Currently employees covered by some workplace arrangements may not have choice of super fund. The Explanatory Memorandum to the draft bill says:
Specifically, subsection 32C(6) of the SGAA provides that a contribution is made in compliance with the choice of fund requirements if the contribution, or a part of the contribution, is made under, or in accordance with, certain specified industrial agreements, awards, a workplace determination or an enterprise agreement.
The draft legislation, if passed, would mean that employees under an enterprise agreement or workplace determination made on or after 1 July 2016 would have choice of super fund. However, super fund choice would not extend to employees under such arrangements made before 1 July 2016.

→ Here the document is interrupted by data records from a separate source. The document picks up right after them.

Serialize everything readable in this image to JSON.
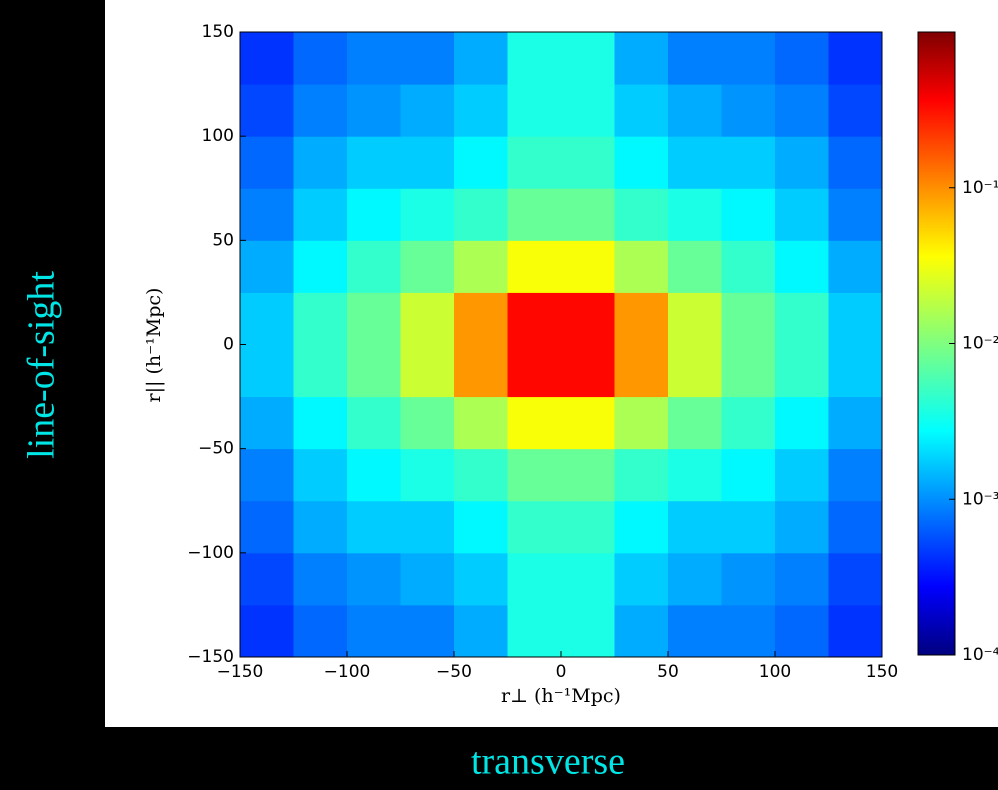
{
  "chart_data": {
    "type": "heatmap",
    "x_label": "r⊥  (h⁻¹Mpc)",
    "y_label": "r||  (h⁻¹Mpc)",
    "x_side_label": "transverse",
    "y_side_label": "line-of-sight",
    "x_bins": [
      -150,
      -125,
      -100,
      -75,
      -50,
      -25,
      0,
      25,
      50,
      75,
      100,
      125,
      150
    ],
    "y_bins": [
      -150,
      -125,
      -100,
      -75,
      -50,
      -25,
      0,
      25,
      50,
      75,
      100,
      125,
      150
    ],
    "values": [
      [
        0.0005,
        0.0008,
        0.001,
        0.001,
        0.0015,
        0.004,
        0.004,
        0.0015,
        0.001,
        0.001,
        0.0008,
        0.0005
      ],
      [
        0.0006,
        0.001,
        0.0012,
        0.0015,
        0.002,
        0.004,
        0.004,
        0.002,
        0.0015,
        0.0012,
        0.001,
        0.0006
      ],
      [
        0.0008,
        0.0015,
        0.002,
        0.002,
        0.003,
        0.005,
        0.005,
        0.003,
        0.002,
        0.002,
        0.0015,
        0.0008
      ],
      [
        0.001,
        0.002,
        0.003,
        0.004,
        0.005,
        0.008,
        0.008,
        0.005,
        0.004,
        0.003,
        0.002,
        0.001
      ],
      [
        0.0015,
        0.003,
        0.005,
        0.008,
        0.015,
        0.03,
        0.03,
        0.015,
        0.008,
        0.005,
        0.003,
        0.0015
      ],
      [
        0.002,
        0.005,
        0.008,
        0.02,
        0.08,
        0.3,
        0.3,
        0.08,
        0.02,
        0.008,
        0.005,
        0.002
      ],
      [
        0.002,
        0.005,
        0.008,
        0.02,
        0.08,
        0.3,
        0.3,
        0.08,
        0.02,
        0.008,
        0.005,
        0.002
      ],
      [
        0.0015,
        0.003,
        0.005,
        0.008,
        0.015,
        0.03,
        0.03,
        0.015,
        0.008,
        0.005,
        0.003,
        0.0015
      ],
      [
        0.001,
        0.002,
        0.003,
        0.004,
        0.005,
        0.008,
        0.008,
        0.005,
        0.004,
        0.003,
        0.002,
        0.001
      ],
      [
        0.0008,
        0.0015,
        0.002,
        0.002,
        0.003,
        0.005,
        0.005,
        0.003,
        0.002,
        0.002,
        0.0015,
        0.0008
      ],
      [
        0.0006,
        0.001,
        0.0012,
        0.0015,
        0.002,
        0.004,
        0.004,
        0.002,
        0.0015,
        0.0012,
        0.001,
        0.0006
      ],
      [
        0.0005,
        0.0008,
        0.001,
        0.001,
        0.0015,
        0.004,
        0.004,
        0.0015,
        0.001,
        0.001,
        0.0008,
        0.0005
      ]
    ],
    "xlim": [
      -150,
      150
    ],
    "ylim": [
      -150,
      150
    ],
    "xticks": [
      {
        "value": -150,
        "label": "−150"
      },
      {
        "value": -100,
        "label": "−100"
      },
      {
        "value": -50,
        "label": "−50"
      },
      0,
      50,
      100,
      150
    ],
    "yticks": [
      {
        "value": -150,
        "label": "−150"
      },
      {
        "value": -100,
        "label": "−100"
      },
      {
        "value": -50,
        "label": "−50"
      },
      0,
      50,
      100,
      150
    ],
    "colormap": "jet",
    "colorbar": {
      "scale": "log",
      "lim": [
        0.0001,
        1
      ],
      "ticks": [
        {
          "value": 0.1,
          "label": "10⁻¹"
        },
        {
          "value": 0.01,
          "label": "10⁻²"
        },
        {
          "value": 0.001,
          "label": "10⁻³"
        },
        {
          "value": 0.0001,
          "label": "10⁻⁴"
        }
      ]
    }
  }
}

Kelly O’Dwyer, the Minister for Small Business and Assistant Treasurer, said the changes would give employees “greater ability to switch funds, if they choose to do so.”

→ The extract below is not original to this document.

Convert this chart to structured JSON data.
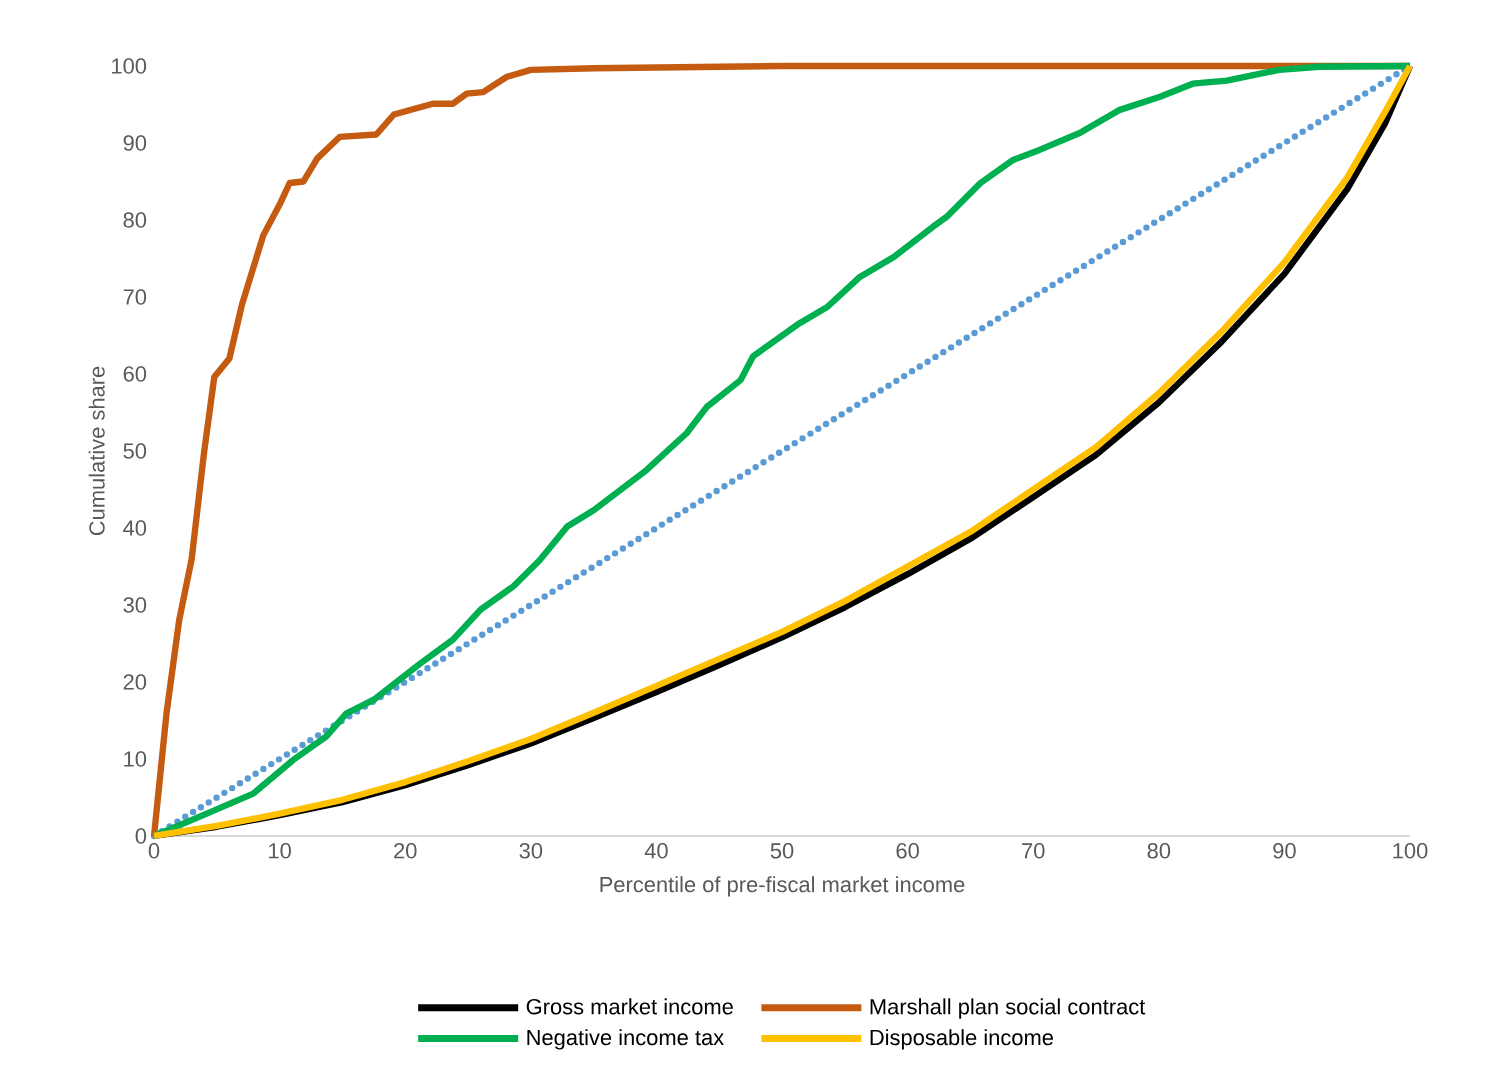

“While most employees can already choose the fund their compulsory superannuation is paid to, in cases where their enterprise agreement specifies a fund, employees have no choice.”
“It doesn’t make sense to force employees to save money in superannuation, but then leave key decisions about how it is managed outside their control.”
The final report of the Financial System Inquiry recommended that super fund choice be expanded. The Government agreed to “extend the choice of fund arrangements to more employees by removing the deemed choice for certain enterprise agreements and workplace determinations.”
The draft legislation is titled Superannuation Legislation Amendment (Governance) Bill 2015: Extending superannuation choice to enterprise agreements. Submissions close 20 January 2016.
Treasury has also released draft legislation for changes to super fund Portfolio Holding Disclosure and Product Dashboards.
FSC welcomes choice of super fund changes
The Financial Services Council (FSC) has welcomed the proposed changes. FSC CEO, Sally Loane, said: “Consumers will be better off in retirement if they are free to choose their own superannuation fund and are provided with transparent, comparable information to make informed choices.”
“Enterprise agreements are preventing an open and competitive superannuation system where both employers and employees can choose the super fund that best suits their needs,” said Ms Loane.
“Highly performing funds have nothing to fear from competition and giving consumers a right to exercise choice. Competitive markets foster choice, improve efficiency and drive innovation of new products.”
The FSC has been campaigning for greater access to the default super fund system for funds owned by it members, including the large banks.